En bref
- Quatre flops comics devenus cultes
- Howard the Duck était le premier film Marvel
- Scott Pilgrim reste le cas le plus fort
Un échec en salles ne raconte pas toute l’histoire. Dans le cinéma tiré de comics, c’est même parfois l’inverse, le public met des années à rattraper un film que le box-office avait enterré un peu vite.
Le box-office oublie vite, la pop culture beaucoup moins
Aujourd’hui, voir un film de super-héros se planter ressemble presque à une anomalie. Quand Ant-Man and the Wasp: Quantumania, Green Lantern, Justice League ou The Flash déçoivent, ça fait événement. Pendant longtemps, c’était pourtant la norme, pas l’exception.
Certains de ces ratés ont disparu. D’autres ont trouvé une seconde vie, soit parce que leur côté bancal est devenu attachant, soit parce qu’un acteur, une mise en scène ou une esthétique ont été relus autrement avec le temps. C’est là que naît le culte, pas dans les chiffres, dans la mémoire collective.
Le cas le plus improbable, le tout premier film Marvel au cinéma
Le plus étonnant reste sans doute Howard the Duck. Sorti en 1986, c’est le premier long-métrage Marvel lancé au cinéma. Choix curieux, quand même, d’autant que le projet avait d’abord été pensé comme un film d’animation avant de basculer en prise de vues réelles.
Le résultat n’a pas convaincu grand monde à l’époque. Avec un budget d’environ 34 millions d’euros (37 millions de dollars), le film n’a rapporté qu’environ 35 millions d’euros (37,9 millions de dollars). Son humour, son ton et surtout le design du personnage ont été démolis.
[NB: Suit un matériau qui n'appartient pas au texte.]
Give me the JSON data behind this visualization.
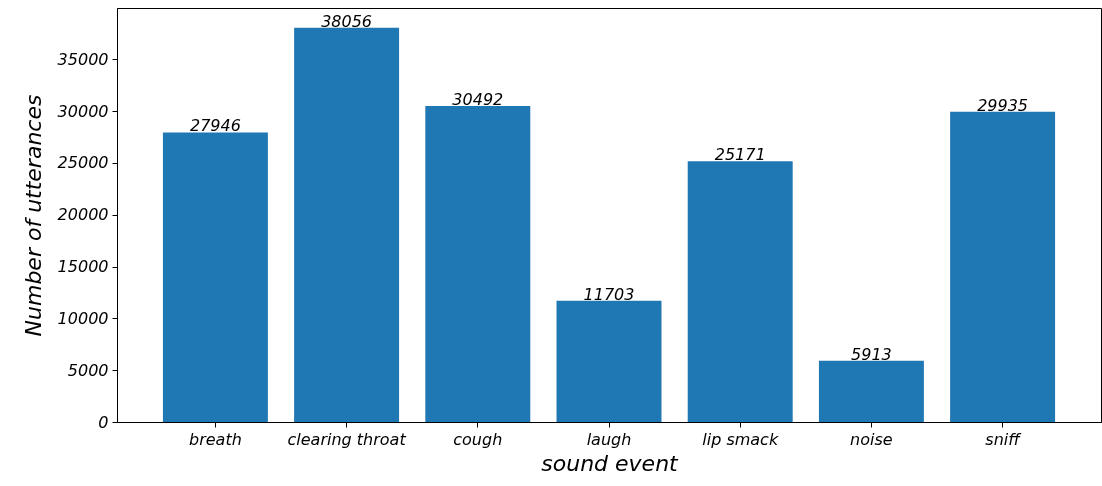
{
  "chart_data": {
    "type": "bar",
    "xlabel": "sound event",
    "ylabel": "Number of utterances",
    "categories": [
      "breath",
      "clearing throat",
      "cough",
      "laugh",
      "lip smack",
      "noise",
      "sniff"
    ],
    "values": [
      27946,
      38056,
      30492,
      11703,
      25171,
      5913,
      29935
    ],
    "color": "#1f77b4",
    "ylim": [
      0,
      39959
    ],
    "yticks": [
      0,
      5000,
      10000,
      15000,
      20000,
      25000,
      30000,
      35000
    ],
    "grid": false,
    "data_labels": true
  }
}
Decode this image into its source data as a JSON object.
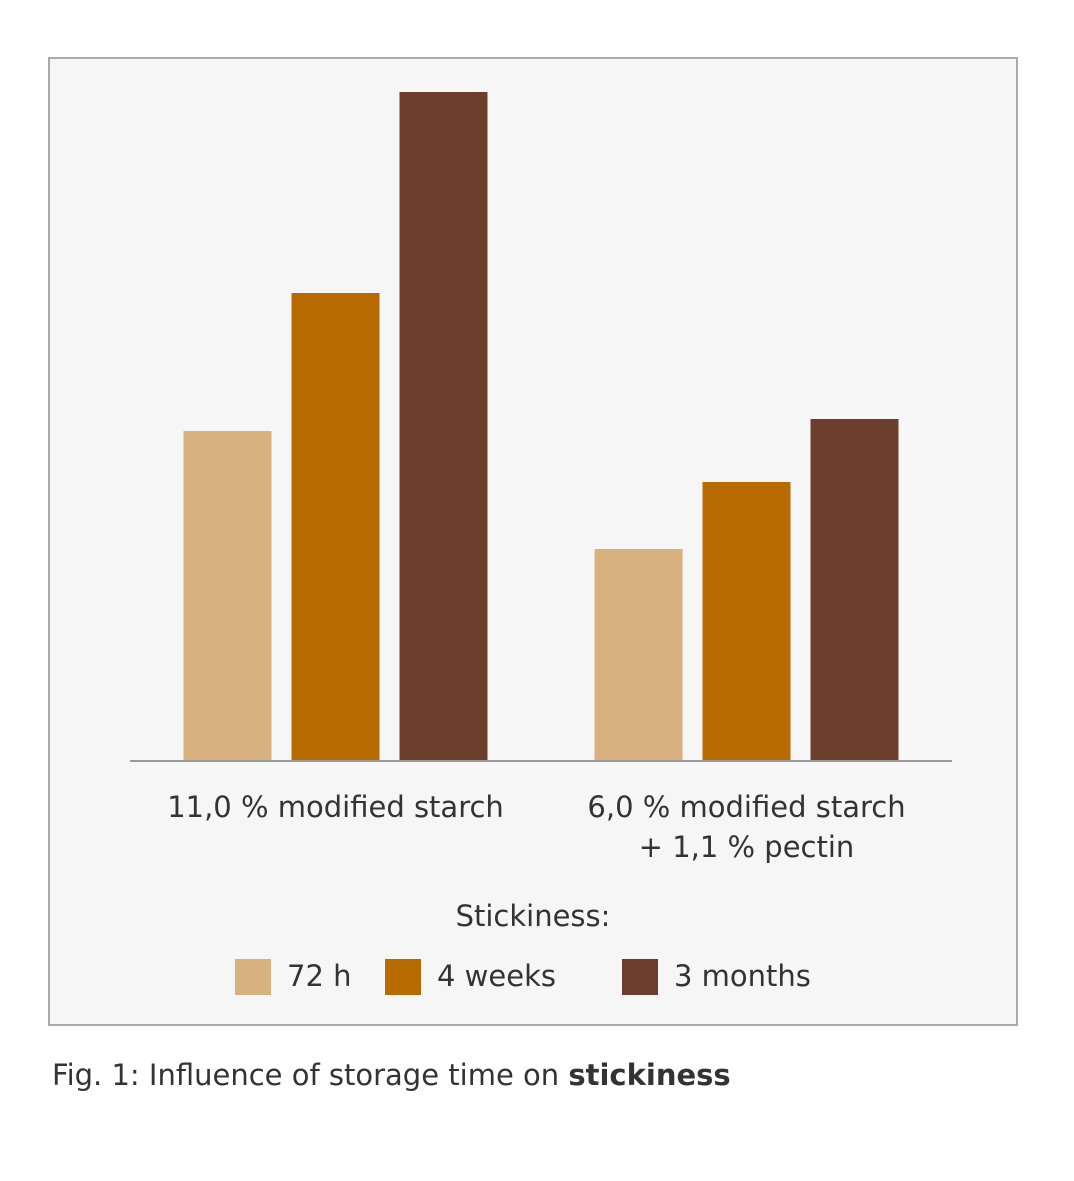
{
  "chart_data": {
    "type": "bar",
    "categories": [
      "11,0 % modified starch",
      "6,0 % modified starch\n+ 1,1 % pectin"
    ],
    "series": [
      {
        "name": "72 h",
        "color": "#d8b27e",
        "values": [
          330,
          212
        ]
      },
      {
        "name": "4 weeks",
        "color": "#b86b00",
        "values": [
          468,
          279
        ]
      },
      {
        "name": "3 months",
        "color": "#6b3e2e",
        "values": [
          669,
          342
        ]
      }
    ],
    "ylim": [
      0,
      700
    ],
    "legend_title": "Stickiness:",
    "legend": "bottom",
    "caption": "Fig. 1: Influence of storage time on",
    "caption_bold": "stickiness"
  }
}
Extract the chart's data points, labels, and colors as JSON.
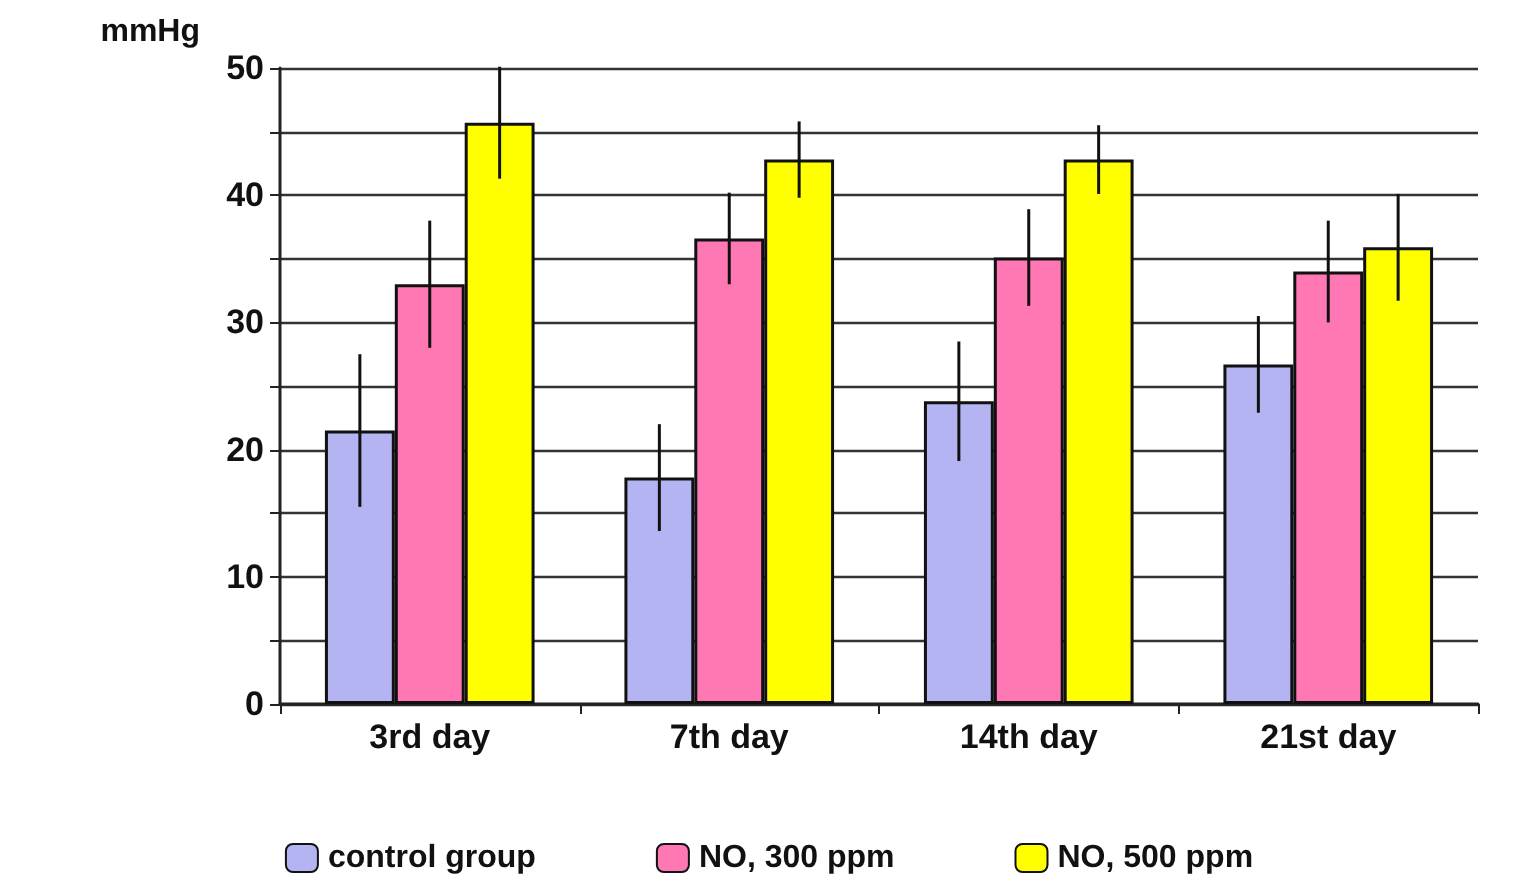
{
  "chart_data": {
    "type": "bar",
    "ylabel": "mmHg",
    "categories": [
      "3rd day",
      "7th day",
      "14th day",
      "21st day"
    ],
    "series": [
      {
        "name": "control group",
        "color": "#b4b4f2",
        "values": [
          21.5,
          17.8,
          23.8,
          26.7
        ],
        "errors": [
          6,
          4.2,
          4.7,
          3.8
        ]
      },
      {
        "name": "NO, 300 ppm",
        "color": "#ff78b4",
        "values": [
          33,
          36.6,
          35.1,
          34
        ],
        "errors": [
          5,
          3.6,
          3.8,
          4
        ]
      },
      {
        "name": "NO, 500 ppm",
        "color": "#ffff00",
        "values": [
          45.7,
          42.8,
          42.8,
          35.9
        ],
        "errors": [
          4.4,
          3,
          2.7,
          4.2
        ]
      }
    ],
    "ylim": [
      0,
      50
    ],
    "yticks": [
      0,
      {
        "value": 5,
        "label": null
      },
      10,
      {
        "value": 15,
        "label": null
      },
      20,
      {
        "value": 25,
        "label": null
      },
      30,
      {
        "value": 35,
        "label": null
      },
      40,
      {
        "value": 45,
        "label": null
      },
      50
    ],
    "grid": "y",
    "legend": "bottom"
  }
}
Certains le rangent encore parmi les pires films jamais produits.
Mais sa bizarrerie a fini par faire sa force. Son look pratique, très tangible, parle aujourd’hui à un public saturé de CGI. Et ses apparitions dans Guardians of the Galaxy puis en arrière-plan dans Avengers: Endgame ont clairement ravivé sa cote.
Quand le kitsch devient un argument
Il y a aussi Barb Wire, adaptation d’un comic Dark Horse que pas mal de monde ne rattache même pas à une BD. Malgré la présence de Pamela Anderson, alors portée par Baywatch, le film n’a ramené qu’environ 3 millions d’euros (3 millions de dollars) pour un budget inférieur à 9 millions d’euros (10 millions de dollars). Les critiques l’ont laminé, et les nominations aux Golden Raspberry Awards n’ont rien arrangé. Aujourd’hui, son côté série B assumée joue presque en sa faveur.
Autre cas parlant, Flash Gordon. En 1980, son esthétique paraissait déjà un peu ringarde, comme une réponse maladroite à Star Wars. Ironie de l’histoire, George Lucas avait tenté d’adapter Flash Gordon avant de créer Star Wars. Le film a généré environ 25 millions d’euros (27 millions de dollars), soit à peu près son budget. Sauf que, lui, la critique l’aimait bien. Depuis, les clins d’œil dans Ted ou Avengers: Infinity War, plus un documentaire nourri d’interviews de Stan Lee et Robert Rodriguez, ont cimenté son statut.
Scott Pilgrim, le flop devenu référence moderne
Puis il y a Scott Pilgrim vs. the World, probablement le cas le plus parlant de l’ère moderne. Sorti en 2010, le film d’Edgar Wright mélange BD et jeu vidéo avec des onomatopées, des jauges de vie à l’écran et une énergie visuelle qui n’a pas pris une ride.
La critique l’avait soutenu, pas le public. Pour un budget situé entre 55 et 78 millions d’euros (60 à 85 millions de dollars), il n’a récolté qu’environ 43 millions d’euros (47 millions de dollars). Depuis, sa popularité n’a cessé de grimper. Fidélité au comic, casting devenu fou avec Brie Larson, Chris Evans et Aubrey Plaza, bande-son, mise en scène, tout a été réévalué. Résultat, une lecture réunissant l’équipe pendant la pandémie, puis Scott Pilgrim Takes Off sur Netflix.
Ce que racontent ces films dépasse leur simple revanche. On voit surtout comment la culture geek recycle ses échecs, les remixe, puis leur donne une valeur que le marché n’avait pas su mesurer.